For the purposes of sanity, I restricted eligible entrants to this list to be teams who were top 100 teams themselves over the last five seasons, per Bart Torvik’s website. Also also, there will be a comment I’m sure will be made by some about the criteria here: what about the neutral-site tournaments? That’s fine and all; I did not directly include who goes on the road here. (Though we’ll touch on that at the end as a bonus bit.) Still, if - like two of our entrants here - you’ve played 34 Top 100 teams in non-conference play over the last five seasons, neutral sites really do not factor in much at all.
Dialed-Up Difficulty
5. Villanova
Total non-conference games: 53
Top 100 opponents: 25 (47.2%)
Quadrant 4 opponents: 13 (24.5%)
Schedule Delta: +22.7%
Not that one could really have many complaints about Jay Wright’s program, but even finding one about their schedule isn’t on the list. COVID year excluded (when they still managed three Top 100 opponents in just six non-con outings), Villanova has averaged almost six Top 100 games in November/December each season. They play nearly double the amount of games against high-end competition as they do obvious pushovers.
We’ll see how this continues to progress under Kyle Neptune. Last year’s Villanova team only drew four Top 100 opponents paired with two Quadrant 4 games, but they took a true road trip to Michigan State and took on top-30 Iowa State/top-45 Oregon at neutral sites. They didn’t have a signature opponent like they usually do, but it was still pretty solid. This year, they head to the Battle 4 Atlantis (featuring UNC, Michigan, Arkansas, Memphis, and Oklahoma) along with having a pair of games against Maryland and Kansas State. Oh, and they’ll play a home game against UCLA. We should learn pretty quick what Neptune and his team are made of, just like we used to be able to do with Wright.
4. North Carolina
Total non-conference games: 55
Top 100 opponents: 28 (50.9%)
Quadrant 4 opponents: 15 (27.3%)
Schedule Delta: +23.6%
No surprise here. This is no worse than a top-5 brand in college basketball if not higher, but unlike some fellow blue bloods - hello Kentucky, hello Duke - North Carolina really doesn’t fill out its home schedule with patsy after patsy.

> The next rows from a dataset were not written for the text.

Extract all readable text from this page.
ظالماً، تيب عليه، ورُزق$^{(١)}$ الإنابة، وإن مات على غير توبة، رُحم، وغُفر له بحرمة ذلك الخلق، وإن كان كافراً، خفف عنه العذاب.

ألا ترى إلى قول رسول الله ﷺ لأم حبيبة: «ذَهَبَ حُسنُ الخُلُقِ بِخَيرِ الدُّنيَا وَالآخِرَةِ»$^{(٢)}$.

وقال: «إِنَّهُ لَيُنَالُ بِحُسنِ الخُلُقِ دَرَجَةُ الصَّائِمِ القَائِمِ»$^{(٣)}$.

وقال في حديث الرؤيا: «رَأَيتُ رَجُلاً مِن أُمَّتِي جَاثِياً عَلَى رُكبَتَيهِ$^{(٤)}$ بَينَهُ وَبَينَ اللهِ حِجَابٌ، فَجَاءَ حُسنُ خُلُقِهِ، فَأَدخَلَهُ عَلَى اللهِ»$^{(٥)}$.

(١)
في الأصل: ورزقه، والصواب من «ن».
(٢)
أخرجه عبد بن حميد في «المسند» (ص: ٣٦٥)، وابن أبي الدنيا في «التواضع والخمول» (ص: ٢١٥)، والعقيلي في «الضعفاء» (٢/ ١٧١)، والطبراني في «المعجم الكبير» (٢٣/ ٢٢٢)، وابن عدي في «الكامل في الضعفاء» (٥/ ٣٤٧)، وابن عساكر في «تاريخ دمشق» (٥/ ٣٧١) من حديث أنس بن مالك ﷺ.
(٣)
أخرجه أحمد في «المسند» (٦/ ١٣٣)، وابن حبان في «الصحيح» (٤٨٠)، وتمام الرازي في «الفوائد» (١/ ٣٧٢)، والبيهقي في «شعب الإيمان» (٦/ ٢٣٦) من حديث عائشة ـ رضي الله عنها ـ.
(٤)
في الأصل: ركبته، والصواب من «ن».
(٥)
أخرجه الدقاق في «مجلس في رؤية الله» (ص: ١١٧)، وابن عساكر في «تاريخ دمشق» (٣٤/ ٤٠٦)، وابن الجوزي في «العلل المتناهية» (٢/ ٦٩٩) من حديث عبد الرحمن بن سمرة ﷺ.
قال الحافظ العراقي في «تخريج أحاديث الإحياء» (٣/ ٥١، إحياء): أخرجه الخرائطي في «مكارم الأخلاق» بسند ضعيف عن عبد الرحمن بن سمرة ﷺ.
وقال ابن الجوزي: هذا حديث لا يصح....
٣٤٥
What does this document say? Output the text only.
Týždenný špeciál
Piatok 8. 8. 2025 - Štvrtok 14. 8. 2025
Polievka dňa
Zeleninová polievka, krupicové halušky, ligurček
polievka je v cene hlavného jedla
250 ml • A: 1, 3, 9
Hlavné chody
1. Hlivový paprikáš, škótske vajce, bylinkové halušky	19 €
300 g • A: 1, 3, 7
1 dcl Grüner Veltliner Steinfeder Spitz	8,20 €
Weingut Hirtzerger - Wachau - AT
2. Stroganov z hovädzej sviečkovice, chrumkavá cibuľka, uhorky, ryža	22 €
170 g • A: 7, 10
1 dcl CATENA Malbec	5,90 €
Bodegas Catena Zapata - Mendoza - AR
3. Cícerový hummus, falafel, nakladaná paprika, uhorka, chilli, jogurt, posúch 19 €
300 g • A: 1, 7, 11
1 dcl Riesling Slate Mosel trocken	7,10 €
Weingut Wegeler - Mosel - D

UNC’s 15 non-conference Quadrant 4 opponents are the fourth-fewest of any team since 2018, and while it honestly might benefit them from time to time to play a walkover, they rarely actually do it. UNC played a singular non-conference home game against a team outside of the top 200 in NET last year (The Citadel) counter-balanced with eight games against Top 100 competition. Now, UNC doesn’t make many true road trips in non-conference play, but 28 games is 28 games, regardless of venue. They schedule up.
3. Oklahoma
Total non-conference games: 58
Top 100 opponents: 30 (51.7%)
Quadrant 4 opponents: 16 (27.6%)
Schedule Delta: +24.1%
Now this is a real surprise. When I think of teams that generally schedule super-hard in college hoops, Oklahoma really isn’t the first team that comes to mind. And yet: I am very clearly wrong. Oklahoma played five road or neutral-site games against Top 100 competition last year before Christmas. When coupled with their insane Big 12 run of opponents, it’s no surprise that the Sooners have posted a top-10 strength of schedule for eight straight non-COVID seasons.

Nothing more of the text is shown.